TechingToday

Apple unveils new AI model "ReALM" - potentially faster and smarter than Siri

General

Apple has introduced a new little language model called ReALM (Reference Resolution As Language Modeling). It runs on cell phones and is designed to make voice assistants like Siri smarter by allowing them to understand context and ambiguous references.

This was announced ahead of the launch of iOS 18 at WWDC 2024 in June, which is expected to be the big push behind the new Siri 2.0, but it is not clear if this model will be integrated into Siri in time.

This is not Apple's first foray into the artificial intelligence arena in recent months, with a mix of new models, tools to increase the efficiency of AI in smaller devices, and partnerships, all painting a picture of a company ready to make AI central to its business.

ReALM is the latest announcement from Apple's rapidly growing AI research team, and the first to focus specifically on improving existing models to make them faster, smarter, and more efficient. The company claims to outperform OpenAI's GPT-4 in certain tasks.

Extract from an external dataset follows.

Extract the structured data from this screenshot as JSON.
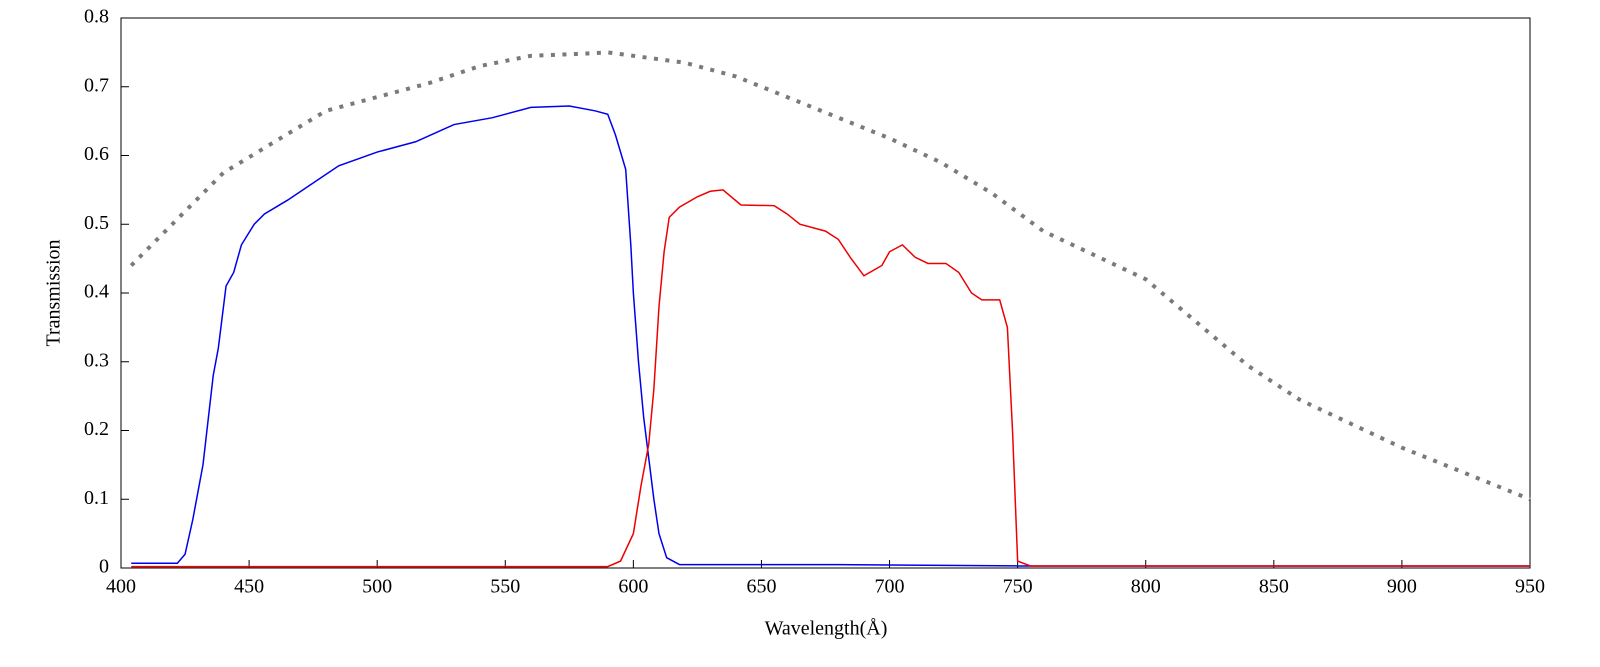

Details were announced in a new Apple open research paper released Friday and first reported by Venture Beat on Monday. Apple has yet to comment on the research or whether it will actually be part of iOS 18.

Apple now seems to be taking a "throw everything at it and see what sticks" approach to AI. There are rumors of partnerships with Google, Baidu, and even OpenAI. The company has announced impressive models and tools to make AI easier to run locally.

The iPhone maker has been working on AI research for over a decade, but much of it has been hidden in its apps and services. It wasn't until the release of the latest MacBook models that Apple began using the word AI in its marketing, and that will only increase in the future.

Much of the research is focused on ways to run AI models locally without resorting to sending large amounts of data to be processed in the cloud. This is essential not only to reduce the cost of running AI applications, but also to meet Apple's strict privacy requirements.

ReALM is smaller than models like GPT-4 because it does not have to do everything; ReALM's purpose is to provide context for other AI models like Siri.

This is a visual model that reconstructs the screen and labels each entity and its location on the screen. This creates a text-based representation of the visual layout that can be passed to the voice assistant, providing context clues to user requests.

In terms of accuracy, Apple states that ReALM is comparable to GPT-4 on many key metrics, despite being smaller and faster.

"We would especially like to emphasize the advantages obtained with the on-screen data set, which is a much more accurate and accurate data set than the GPT-4. We find that our model with the text encoding approach performs nearly as well as GPT-4, even though the latter is provided by screenshots," the authors write.

What this means is that when a future version of ReALM is introduced to Siri, or even this version, Siri will be able to better understand the meaning of the word when the user says "open this app" or "tell me the meaning of this word in the image." understanding of the meaning of the word.

It also gives Siri more conversational capabilities without having to fully deploy a large language model like Gemini.

When coupled with other recent Apple research papers that allow for "one-shot" responses, where AI can get an answer from a single prompt, it is a sign that Apple is still investing heavily in the AI assistant field as well as relying on outside models.